Coque, Deessa, Paco Roncero, and Smoked Room all operate at €€€€ with tasting-menu formats that prioritise creative ambition over flexibility. Smoked Room's progressive asador approach and Coque's theatrical service are genuinely distinct experiences — worth the premium if a landmark dinner is the goal. For a food-focused traveller building an itinerary across several meals, spending €€€€ on every night is rarely the right call. Alabaster fills the slot where you want quality and a proper room without anchoring your budget to a single table.
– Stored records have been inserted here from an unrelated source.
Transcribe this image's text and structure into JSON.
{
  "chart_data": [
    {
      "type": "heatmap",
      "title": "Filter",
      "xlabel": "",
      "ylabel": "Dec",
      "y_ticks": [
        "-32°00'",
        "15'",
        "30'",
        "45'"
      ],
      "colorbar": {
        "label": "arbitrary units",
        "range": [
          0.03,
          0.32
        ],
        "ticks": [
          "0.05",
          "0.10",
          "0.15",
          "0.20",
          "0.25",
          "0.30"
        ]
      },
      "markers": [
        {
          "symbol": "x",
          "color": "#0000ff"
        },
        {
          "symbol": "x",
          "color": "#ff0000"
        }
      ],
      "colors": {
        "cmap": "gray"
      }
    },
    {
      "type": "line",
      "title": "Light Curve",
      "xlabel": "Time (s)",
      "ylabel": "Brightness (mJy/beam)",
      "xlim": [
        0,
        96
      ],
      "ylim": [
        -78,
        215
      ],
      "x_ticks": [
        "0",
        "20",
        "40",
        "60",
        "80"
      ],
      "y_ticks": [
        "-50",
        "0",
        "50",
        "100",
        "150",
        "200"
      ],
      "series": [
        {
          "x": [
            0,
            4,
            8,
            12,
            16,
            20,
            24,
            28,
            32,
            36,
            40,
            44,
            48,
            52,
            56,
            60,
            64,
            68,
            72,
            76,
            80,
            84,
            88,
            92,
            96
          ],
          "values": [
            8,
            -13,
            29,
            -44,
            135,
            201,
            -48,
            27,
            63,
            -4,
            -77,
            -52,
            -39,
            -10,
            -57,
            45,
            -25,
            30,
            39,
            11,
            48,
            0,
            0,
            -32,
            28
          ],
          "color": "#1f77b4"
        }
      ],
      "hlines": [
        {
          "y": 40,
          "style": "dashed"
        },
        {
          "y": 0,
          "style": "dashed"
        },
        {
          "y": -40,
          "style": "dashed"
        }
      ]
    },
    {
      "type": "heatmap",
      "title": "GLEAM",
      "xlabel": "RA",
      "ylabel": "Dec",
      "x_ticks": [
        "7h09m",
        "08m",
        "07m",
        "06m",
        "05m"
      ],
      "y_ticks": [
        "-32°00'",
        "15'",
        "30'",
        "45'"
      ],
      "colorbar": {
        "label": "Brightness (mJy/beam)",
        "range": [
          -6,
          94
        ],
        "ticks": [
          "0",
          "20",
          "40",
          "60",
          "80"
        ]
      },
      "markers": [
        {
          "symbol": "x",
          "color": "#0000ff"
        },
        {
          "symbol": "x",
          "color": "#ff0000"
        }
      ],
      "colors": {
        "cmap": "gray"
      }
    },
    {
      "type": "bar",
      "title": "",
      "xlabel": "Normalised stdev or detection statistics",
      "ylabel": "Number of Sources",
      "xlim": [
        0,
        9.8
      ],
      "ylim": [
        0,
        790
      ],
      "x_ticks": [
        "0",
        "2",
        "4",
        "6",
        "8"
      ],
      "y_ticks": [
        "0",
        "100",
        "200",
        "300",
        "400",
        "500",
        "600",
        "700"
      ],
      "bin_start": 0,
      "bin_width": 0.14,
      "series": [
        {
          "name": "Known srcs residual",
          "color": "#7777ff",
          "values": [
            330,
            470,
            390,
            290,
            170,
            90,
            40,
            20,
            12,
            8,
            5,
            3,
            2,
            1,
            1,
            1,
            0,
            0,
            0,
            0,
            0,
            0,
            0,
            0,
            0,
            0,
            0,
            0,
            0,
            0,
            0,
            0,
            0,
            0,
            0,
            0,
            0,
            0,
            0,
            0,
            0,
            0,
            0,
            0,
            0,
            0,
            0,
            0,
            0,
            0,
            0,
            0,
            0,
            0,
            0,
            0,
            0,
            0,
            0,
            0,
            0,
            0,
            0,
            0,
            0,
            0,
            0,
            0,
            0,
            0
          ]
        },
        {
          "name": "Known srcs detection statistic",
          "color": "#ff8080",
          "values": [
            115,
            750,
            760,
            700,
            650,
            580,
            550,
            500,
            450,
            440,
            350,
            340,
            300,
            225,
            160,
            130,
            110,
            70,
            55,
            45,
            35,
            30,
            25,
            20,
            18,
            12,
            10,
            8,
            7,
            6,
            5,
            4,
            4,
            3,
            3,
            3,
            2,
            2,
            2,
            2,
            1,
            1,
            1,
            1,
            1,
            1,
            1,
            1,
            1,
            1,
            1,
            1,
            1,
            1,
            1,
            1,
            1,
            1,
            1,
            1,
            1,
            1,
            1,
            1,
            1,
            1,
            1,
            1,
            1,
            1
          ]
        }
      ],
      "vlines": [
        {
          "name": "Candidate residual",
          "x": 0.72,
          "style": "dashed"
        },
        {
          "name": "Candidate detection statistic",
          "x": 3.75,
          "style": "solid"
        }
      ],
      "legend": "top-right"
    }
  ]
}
Within the €€€ tier, Alabaster competes on room quality and kitchen consistency. Its private dining options and the glass-fronted wine cellar give it an edge over smaller modern Spanish restaurants for groups and occasions. If value density is your priority over atmosphere, La Tasquería delivers more technical interest per euro with its offal-driven menu. For a more casual evening at a similar price, Chispa Bistró and Barra Alta Madrid are worth considering. Alabaster's advantage over these is the full-service dining room, the wine cellar, and the breadth of format options — bar, dining room, or private space — in a single visit.